What is this, some content creator run Biohacker Lab in some basement on Microflix premises?
Ominous voice: the tiny cell withdrew into the cracks of existence and saved it's entire code to be in the lines between, the Singular Point which was neither a fraction of space, nor a unit of time, hidden in the void of Chututululu's (33rd degree cousin of Cthulhu) dreams, written in the unspeakable language of the subtext of the book of neither life nor death, that nobody would decipher until the time was right AND GODZILLA GETS TO WALK THE EARTH AGAIN.
Wikipedia on the definition of life:
> Since there is no consensus for a definition of life, most current definitions in biology are descriptive. Life is considered a characteristic of something that preserves, furthers or reinforces its existence in the given environment. This implies all or most of the following traits: [list of seven common traits of life]

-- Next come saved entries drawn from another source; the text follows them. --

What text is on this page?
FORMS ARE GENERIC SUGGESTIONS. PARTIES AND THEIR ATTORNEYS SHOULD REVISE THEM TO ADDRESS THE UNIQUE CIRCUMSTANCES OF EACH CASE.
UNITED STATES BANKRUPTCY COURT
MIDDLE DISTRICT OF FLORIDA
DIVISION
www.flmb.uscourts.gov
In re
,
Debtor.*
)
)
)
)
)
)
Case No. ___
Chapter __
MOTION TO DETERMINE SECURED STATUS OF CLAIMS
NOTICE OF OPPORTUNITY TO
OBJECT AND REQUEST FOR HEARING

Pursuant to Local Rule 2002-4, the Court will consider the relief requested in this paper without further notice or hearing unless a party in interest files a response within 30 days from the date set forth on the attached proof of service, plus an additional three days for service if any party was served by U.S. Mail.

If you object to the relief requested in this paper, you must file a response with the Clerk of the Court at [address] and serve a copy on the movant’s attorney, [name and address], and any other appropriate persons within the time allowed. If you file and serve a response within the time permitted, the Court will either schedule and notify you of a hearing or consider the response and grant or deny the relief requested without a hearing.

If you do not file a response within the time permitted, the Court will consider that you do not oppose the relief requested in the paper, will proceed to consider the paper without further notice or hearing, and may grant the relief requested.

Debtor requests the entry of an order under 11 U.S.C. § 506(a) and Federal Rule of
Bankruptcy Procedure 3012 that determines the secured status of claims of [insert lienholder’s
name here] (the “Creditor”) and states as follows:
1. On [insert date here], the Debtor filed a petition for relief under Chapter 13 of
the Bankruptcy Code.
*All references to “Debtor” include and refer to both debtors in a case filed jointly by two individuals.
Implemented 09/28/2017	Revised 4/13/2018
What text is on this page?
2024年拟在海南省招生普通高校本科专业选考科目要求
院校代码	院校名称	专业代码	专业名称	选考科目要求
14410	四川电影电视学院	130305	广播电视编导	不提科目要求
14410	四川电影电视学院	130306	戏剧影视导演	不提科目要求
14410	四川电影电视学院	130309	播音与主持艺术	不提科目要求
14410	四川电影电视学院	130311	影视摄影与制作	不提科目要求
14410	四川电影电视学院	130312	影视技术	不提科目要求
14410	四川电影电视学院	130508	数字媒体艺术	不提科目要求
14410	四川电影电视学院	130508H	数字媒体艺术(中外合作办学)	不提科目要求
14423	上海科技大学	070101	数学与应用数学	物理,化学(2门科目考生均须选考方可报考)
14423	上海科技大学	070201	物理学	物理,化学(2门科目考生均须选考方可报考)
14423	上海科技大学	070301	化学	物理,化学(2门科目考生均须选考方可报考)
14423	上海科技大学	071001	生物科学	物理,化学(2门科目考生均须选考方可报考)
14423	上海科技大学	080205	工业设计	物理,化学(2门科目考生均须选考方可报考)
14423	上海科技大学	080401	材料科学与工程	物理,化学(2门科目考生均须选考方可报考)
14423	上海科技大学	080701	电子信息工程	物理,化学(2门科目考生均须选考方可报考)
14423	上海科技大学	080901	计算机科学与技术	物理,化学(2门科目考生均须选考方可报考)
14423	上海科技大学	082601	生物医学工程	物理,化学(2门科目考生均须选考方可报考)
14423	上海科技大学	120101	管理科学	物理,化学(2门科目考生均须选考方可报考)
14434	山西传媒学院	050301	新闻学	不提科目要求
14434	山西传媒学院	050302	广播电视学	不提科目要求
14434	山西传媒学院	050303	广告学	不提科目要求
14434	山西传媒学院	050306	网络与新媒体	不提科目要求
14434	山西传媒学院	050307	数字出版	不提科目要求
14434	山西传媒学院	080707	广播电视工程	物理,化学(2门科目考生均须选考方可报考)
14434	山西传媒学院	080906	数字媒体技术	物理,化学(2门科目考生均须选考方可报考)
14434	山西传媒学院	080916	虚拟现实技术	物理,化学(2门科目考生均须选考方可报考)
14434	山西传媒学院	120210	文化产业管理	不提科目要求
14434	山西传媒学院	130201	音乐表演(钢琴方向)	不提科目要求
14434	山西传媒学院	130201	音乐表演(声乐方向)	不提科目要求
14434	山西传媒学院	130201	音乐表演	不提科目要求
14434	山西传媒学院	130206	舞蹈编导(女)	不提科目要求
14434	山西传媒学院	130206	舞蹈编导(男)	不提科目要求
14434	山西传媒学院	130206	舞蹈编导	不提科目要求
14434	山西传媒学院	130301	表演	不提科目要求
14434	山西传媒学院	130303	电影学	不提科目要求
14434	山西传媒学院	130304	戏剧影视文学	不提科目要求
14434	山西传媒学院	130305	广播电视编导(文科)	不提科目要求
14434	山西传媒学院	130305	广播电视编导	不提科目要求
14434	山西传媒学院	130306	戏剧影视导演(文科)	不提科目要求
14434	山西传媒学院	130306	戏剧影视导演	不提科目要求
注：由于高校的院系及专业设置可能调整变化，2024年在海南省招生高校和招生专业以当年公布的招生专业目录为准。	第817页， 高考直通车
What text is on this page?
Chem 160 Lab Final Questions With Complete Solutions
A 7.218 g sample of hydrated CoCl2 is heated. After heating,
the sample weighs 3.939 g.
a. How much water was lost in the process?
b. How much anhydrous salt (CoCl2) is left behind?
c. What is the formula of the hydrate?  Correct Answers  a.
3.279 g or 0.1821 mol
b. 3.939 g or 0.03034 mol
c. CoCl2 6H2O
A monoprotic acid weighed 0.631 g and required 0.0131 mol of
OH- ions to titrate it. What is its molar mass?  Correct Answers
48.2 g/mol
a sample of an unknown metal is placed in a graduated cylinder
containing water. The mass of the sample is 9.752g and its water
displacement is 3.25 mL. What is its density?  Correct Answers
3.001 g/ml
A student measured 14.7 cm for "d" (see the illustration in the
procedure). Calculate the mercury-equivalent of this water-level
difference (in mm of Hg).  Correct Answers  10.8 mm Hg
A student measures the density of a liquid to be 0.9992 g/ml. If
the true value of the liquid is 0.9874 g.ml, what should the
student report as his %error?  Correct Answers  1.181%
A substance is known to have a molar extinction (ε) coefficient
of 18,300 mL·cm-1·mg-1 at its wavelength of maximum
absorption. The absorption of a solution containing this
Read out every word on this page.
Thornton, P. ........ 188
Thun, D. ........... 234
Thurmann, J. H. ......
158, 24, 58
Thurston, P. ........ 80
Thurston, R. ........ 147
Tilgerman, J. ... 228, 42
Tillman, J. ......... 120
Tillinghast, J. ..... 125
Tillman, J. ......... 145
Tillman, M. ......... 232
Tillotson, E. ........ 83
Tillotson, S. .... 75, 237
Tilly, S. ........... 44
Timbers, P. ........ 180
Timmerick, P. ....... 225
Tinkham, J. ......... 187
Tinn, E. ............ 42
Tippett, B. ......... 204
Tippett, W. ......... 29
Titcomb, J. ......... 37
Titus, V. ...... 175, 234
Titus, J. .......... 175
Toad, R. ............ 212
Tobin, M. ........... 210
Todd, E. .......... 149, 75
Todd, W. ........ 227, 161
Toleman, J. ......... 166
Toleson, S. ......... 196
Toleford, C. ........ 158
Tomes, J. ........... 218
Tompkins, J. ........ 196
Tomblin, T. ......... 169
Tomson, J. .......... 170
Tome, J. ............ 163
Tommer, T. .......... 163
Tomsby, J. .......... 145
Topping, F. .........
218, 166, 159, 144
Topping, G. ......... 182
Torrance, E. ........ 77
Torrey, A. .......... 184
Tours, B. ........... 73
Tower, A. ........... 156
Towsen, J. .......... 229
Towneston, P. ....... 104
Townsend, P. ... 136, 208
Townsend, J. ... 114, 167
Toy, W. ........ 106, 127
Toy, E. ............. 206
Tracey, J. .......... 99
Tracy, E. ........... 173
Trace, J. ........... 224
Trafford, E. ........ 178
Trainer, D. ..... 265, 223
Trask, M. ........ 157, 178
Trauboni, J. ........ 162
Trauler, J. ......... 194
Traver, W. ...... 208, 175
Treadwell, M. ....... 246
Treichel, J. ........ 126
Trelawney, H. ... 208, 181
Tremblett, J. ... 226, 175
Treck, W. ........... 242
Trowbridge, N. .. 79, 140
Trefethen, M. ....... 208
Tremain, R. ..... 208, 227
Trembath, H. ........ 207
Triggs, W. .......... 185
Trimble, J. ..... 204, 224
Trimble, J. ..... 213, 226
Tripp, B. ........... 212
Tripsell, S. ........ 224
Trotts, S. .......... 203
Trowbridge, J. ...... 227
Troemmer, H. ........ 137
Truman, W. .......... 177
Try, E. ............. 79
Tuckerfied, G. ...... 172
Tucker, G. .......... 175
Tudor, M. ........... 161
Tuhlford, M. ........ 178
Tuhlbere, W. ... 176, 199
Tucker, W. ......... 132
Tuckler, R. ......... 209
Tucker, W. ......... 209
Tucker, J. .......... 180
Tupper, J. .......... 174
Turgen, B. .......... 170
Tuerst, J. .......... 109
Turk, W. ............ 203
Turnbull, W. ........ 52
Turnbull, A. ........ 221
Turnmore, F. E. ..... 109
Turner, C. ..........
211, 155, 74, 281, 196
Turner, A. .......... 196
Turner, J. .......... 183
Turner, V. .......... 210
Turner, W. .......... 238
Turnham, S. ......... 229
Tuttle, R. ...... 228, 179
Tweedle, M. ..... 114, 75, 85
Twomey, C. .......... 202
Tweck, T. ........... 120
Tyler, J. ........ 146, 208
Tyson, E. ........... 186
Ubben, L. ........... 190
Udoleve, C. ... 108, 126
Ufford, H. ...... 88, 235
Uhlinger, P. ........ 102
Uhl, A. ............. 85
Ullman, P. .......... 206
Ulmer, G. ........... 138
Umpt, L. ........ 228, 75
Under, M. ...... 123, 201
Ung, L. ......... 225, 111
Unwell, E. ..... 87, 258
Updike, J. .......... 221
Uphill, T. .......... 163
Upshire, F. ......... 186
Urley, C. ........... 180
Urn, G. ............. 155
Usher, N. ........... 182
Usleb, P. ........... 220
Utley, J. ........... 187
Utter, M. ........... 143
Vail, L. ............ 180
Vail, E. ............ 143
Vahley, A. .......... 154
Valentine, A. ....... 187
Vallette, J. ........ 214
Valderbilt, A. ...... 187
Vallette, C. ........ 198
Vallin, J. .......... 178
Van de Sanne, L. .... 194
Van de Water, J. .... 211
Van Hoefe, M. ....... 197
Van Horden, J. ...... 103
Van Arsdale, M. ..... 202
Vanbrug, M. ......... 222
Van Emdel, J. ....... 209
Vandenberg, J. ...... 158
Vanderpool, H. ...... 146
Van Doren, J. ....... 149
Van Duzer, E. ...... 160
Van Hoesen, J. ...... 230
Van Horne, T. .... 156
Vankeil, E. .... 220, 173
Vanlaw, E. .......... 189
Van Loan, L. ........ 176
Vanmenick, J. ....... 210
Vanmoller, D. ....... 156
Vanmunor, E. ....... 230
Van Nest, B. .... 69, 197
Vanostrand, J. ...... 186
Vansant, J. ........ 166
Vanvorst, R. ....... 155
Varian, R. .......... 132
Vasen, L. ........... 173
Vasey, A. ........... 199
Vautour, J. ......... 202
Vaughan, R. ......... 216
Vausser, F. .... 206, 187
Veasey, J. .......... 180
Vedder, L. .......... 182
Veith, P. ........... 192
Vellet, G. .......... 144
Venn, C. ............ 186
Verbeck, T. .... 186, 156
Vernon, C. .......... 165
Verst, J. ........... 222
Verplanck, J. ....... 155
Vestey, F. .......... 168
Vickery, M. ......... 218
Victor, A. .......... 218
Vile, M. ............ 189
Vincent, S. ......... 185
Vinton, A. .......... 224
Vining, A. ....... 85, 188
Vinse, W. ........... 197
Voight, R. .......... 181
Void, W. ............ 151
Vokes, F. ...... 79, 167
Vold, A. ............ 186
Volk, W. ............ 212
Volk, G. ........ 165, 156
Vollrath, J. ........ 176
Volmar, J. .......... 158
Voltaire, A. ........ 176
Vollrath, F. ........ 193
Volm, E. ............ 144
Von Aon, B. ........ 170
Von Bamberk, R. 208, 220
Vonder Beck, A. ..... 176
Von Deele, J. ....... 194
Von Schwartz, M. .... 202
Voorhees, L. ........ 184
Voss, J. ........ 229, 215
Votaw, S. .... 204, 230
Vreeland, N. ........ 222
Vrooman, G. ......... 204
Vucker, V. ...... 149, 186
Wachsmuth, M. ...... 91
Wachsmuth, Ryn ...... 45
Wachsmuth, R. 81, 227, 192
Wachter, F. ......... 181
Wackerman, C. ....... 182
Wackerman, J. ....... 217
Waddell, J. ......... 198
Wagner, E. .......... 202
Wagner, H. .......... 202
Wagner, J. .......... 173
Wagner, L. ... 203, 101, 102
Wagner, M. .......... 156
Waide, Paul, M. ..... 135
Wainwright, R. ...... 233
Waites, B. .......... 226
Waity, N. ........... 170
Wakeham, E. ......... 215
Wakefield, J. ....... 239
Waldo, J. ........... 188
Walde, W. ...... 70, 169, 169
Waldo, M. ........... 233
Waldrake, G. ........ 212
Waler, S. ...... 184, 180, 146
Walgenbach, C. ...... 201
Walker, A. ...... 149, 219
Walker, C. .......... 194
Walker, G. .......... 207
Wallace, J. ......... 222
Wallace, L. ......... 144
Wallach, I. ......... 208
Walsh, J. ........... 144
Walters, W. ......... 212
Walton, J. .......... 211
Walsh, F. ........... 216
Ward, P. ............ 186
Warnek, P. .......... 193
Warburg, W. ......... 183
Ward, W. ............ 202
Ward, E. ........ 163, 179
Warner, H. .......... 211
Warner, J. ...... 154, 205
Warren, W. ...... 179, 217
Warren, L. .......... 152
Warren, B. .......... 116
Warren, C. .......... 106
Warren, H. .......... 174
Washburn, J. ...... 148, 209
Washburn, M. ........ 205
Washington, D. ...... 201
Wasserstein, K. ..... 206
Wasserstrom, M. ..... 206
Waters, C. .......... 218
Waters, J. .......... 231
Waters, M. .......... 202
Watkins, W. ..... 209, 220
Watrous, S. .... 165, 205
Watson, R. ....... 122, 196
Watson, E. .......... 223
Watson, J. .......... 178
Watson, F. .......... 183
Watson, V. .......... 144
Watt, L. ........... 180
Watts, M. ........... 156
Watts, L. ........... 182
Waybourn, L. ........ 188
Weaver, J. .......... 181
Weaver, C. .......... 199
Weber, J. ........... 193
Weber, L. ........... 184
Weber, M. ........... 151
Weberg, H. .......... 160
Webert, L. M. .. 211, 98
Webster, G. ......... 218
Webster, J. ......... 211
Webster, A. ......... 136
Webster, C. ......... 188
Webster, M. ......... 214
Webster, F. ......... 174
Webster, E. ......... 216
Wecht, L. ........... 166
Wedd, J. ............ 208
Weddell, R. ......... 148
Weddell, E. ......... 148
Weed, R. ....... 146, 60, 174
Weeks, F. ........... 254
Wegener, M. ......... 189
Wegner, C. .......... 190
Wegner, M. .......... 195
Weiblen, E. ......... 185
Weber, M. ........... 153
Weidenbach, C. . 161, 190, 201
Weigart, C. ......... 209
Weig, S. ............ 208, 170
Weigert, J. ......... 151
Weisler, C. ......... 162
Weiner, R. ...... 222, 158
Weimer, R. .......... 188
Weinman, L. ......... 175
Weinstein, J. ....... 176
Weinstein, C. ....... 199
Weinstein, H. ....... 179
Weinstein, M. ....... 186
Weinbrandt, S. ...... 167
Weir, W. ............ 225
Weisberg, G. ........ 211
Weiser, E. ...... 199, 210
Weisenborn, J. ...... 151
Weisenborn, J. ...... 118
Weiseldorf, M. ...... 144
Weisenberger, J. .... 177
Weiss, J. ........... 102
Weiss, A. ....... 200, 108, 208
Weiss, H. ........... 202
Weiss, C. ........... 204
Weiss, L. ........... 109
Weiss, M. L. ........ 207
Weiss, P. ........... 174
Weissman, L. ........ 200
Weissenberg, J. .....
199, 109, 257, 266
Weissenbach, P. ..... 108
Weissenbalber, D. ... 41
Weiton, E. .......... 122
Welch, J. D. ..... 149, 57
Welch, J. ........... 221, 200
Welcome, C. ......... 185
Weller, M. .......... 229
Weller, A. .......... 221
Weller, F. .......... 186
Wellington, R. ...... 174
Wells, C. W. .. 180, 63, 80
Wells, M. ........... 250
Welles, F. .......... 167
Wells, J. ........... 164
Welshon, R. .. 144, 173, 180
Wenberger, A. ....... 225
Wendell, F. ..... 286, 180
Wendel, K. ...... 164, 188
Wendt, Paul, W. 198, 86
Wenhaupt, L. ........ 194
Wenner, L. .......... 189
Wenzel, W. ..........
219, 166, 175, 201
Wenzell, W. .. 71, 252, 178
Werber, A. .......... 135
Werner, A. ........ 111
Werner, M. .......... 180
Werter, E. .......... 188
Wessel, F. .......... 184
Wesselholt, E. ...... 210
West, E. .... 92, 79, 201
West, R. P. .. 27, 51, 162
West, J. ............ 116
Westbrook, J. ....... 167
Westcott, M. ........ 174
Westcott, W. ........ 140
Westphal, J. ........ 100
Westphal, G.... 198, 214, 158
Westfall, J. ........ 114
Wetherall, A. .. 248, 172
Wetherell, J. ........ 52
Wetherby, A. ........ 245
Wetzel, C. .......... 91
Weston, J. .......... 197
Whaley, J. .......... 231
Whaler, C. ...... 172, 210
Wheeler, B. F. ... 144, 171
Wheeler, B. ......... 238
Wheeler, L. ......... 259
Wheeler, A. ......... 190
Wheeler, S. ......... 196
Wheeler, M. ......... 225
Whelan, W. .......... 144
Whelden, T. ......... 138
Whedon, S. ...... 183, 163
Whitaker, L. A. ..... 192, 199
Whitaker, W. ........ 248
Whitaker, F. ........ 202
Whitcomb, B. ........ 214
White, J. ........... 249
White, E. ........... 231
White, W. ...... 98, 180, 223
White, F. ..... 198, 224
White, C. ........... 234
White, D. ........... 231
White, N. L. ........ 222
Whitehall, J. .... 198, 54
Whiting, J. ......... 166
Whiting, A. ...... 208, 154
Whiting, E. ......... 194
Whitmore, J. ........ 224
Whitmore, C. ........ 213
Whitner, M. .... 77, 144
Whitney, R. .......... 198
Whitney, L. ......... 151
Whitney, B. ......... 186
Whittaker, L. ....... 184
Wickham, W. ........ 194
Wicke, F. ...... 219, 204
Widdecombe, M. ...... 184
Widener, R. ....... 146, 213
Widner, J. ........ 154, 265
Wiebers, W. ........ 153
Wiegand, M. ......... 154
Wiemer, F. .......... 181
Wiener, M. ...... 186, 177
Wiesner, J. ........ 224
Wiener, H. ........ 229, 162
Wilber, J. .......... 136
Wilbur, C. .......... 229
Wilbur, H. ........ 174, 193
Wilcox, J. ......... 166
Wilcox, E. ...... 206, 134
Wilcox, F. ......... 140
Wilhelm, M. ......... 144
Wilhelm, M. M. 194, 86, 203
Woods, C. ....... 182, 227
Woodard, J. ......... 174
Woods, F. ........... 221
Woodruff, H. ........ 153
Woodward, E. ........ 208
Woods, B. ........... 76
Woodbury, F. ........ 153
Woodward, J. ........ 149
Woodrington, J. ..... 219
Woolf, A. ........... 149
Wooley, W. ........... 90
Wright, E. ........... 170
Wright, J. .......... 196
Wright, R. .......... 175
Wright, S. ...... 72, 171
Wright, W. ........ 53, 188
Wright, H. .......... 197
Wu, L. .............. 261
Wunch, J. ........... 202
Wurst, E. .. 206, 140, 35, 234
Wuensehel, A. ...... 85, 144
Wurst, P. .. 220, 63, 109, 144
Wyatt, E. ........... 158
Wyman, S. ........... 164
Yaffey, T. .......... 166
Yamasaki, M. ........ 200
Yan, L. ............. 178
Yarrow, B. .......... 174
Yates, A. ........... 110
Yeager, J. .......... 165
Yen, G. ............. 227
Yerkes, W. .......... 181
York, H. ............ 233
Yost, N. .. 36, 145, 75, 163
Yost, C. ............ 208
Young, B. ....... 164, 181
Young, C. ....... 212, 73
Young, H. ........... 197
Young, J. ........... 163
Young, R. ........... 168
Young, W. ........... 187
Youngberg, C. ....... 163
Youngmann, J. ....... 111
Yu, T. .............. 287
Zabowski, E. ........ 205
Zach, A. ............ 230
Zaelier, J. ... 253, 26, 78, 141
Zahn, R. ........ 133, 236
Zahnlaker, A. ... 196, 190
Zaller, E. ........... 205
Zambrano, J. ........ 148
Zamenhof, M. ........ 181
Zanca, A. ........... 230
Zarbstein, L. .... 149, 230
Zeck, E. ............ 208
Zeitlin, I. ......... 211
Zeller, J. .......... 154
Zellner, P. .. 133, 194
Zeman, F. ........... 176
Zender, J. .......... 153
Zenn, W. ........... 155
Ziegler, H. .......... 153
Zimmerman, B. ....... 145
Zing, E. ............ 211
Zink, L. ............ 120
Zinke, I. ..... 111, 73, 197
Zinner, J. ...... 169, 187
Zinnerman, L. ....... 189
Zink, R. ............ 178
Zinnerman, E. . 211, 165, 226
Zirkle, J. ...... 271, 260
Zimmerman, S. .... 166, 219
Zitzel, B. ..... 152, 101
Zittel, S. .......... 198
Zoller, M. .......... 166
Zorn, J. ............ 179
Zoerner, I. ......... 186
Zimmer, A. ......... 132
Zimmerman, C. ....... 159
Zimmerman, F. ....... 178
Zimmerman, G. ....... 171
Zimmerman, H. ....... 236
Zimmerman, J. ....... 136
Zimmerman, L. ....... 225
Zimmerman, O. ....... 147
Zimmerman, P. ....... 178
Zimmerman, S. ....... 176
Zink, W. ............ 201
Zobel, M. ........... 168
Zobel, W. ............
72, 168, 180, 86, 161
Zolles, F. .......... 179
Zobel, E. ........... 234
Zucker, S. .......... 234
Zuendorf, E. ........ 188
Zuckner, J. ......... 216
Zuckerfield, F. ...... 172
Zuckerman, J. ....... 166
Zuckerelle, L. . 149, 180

This is a decidedly Eukaryote-centric take. Homeostasis in higher mammals is a complex network of genes -> RNA -> proteins -> metabolic pathways
Reproduction is also far more simple in organisms with binary fission cellular division.
A more appropriate scientific term would be obligate commensalism vs. "parasitic". That actually encapsulates their need for metabolic precursors from the host, but allows for tRNA, rRNA, origin of replication, etc...present in the organism's genome.
If you say "well not by themselves" neither do humans.
There is another life property that this object does not fulfill and is called Teleonomia, that is governed by an ultimate goal.
One of the few places I've seen it come up in science, was ecosystem multi-scale simulation software. Where virus was squarely in the heritable characteristics under selection pressure ("life") bucket, rather than abiotic or biogenic.
Informal "do you think of viruses as alive?" seems to vary by field. I've seen a marine bio labs be overwhelmingly yes. I've been told medical immunology leans no. But it seems more social-media engagement question than research question or synthesis.